Ode to an Incredibly Beautiful Woman
that I saw at the liquor store one day.

(I can't help thinking about On seeing the 100% perfect girl one beautiful April morning, but it turns out the quote I wanted to take from it never existed.)

She was just the right height. As tall as or taller than me, but no so tall that I would question it. Everything about her body was perfect. It wasn't an exaggeration of femininity or of thinness, but it wasn't what I would call average. To be average is to be flawed in a usual way, but she had no flaws. She wore a tight purple dress that hugged her perfectly, but was not too thin or revealing. It was classy and professional; something that she could maybe wear to work, but that could have been meant for special occasions. At some angles it looked like a trenchcoat, fastened around the waist with a sort of belt, and it covered her knees. It cut a silhouette of her figure, idealized as if for a fashion magazine, if only they weren't so retarded. Her red hair trailed her perfect girl-next-door model's face everywhere. She could have come from a film noir. Another world than where the rest of us lived. A world I wanted to dive into.

I looked at this heart-aching beauty, brighter than a thousand suns, and I had no logical way to approach. There was no way I could think of for our worlds to meet, but I wanted to know what I could. What liquor was she buying? I couldn't see, but it was in a green bottle, back towards the rum. There are mixers on the endcaps, so it could have been that. Why was she dressed up? Was it just her style? She didn't seem to be wearing makeup, but she looked really good to be buying liquor, so maybe it was going to be shared with someone. To most guys, the solution to this nagging feeling you get when confronted with unspeakable beauty is to fuck it. But that'd be impossible. She looked so amazingly classy, yet unassuming. You'd need soft jazz music or old R&B, on vinyl, of course, playing in another room as you lie together on a bed with satin sheets while pale light filters in the window, casting long shadows on the two of us. Inexplicably we'd both be dressed, me in a suit worth more than I've ever seen in my life, and the room would be soaked with the scent of perfume, which I'm not sure she even wears. Everything that we said would be in French, subtitled for me to understand, and all our movements would be slow and stylized. Making love wouldn't be enough. We'd have to make art films with our lives.

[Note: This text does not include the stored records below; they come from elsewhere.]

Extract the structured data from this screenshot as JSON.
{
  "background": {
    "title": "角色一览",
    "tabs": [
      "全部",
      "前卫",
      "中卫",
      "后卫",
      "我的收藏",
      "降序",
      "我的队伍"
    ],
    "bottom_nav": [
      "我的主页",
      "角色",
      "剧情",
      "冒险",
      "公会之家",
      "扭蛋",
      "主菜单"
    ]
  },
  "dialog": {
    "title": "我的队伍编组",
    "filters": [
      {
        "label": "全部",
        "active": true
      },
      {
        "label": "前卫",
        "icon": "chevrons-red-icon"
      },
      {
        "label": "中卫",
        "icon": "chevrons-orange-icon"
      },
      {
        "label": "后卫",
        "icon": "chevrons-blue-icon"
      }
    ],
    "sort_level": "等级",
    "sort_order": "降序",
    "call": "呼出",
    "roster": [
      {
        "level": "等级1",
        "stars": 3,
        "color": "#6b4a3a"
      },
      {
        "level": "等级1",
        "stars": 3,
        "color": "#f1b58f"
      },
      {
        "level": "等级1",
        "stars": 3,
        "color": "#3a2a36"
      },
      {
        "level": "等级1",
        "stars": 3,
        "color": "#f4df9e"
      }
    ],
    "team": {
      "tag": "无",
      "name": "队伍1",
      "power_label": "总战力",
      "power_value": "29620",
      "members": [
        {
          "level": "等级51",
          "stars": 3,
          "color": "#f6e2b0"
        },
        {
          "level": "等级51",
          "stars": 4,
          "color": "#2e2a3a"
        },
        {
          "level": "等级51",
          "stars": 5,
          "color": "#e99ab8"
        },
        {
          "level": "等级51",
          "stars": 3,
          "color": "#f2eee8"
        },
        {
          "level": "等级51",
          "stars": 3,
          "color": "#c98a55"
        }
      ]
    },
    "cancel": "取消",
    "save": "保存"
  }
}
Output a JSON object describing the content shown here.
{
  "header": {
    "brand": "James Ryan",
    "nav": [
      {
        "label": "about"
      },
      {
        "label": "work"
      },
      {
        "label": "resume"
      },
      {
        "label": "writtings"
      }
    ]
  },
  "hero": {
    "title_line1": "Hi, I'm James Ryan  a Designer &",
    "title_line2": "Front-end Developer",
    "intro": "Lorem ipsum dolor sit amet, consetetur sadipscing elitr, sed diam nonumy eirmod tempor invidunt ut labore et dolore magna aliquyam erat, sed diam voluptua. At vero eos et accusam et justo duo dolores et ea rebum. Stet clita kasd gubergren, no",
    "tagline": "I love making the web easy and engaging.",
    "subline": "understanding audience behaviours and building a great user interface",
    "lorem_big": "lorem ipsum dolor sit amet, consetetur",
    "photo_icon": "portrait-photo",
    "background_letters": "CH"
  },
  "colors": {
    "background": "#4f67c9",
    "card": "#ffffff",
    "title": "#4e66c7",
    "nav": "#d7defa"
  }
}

I kept trying to hold her image in my mind, but it is fading away. I have an urge for something, but I don't know what. I wouldn't mind making those art films with her, but on this occasion, I didn't want to be her. I don't feel that classical lust very often, because my head's too screwy. I just had to hold the memory of witnessing her close at hand; retain the knowledge that there's something better in this world, something really special out there that reaches beyond our petty white trash and hipster bullshit. I loved each inch of her, with her literally perfect figure that was not out of place anywhere. And naturally she would remind me of someone I knew before, but that woman I knew wouldn't have had this body. It's just a solace that this person I had been acquainted with had a personality to match my mystery woman's body, and I can imagine the ideal of a perfect person rather than just a perfect model, and never tarnish it with reality.

Well, really, these thoughts and feelings were more intense a few hours ago. I felt then that I could really express this, but now I've been detached. It's a vague dream and I've been awake for too long, returned to my boring existence.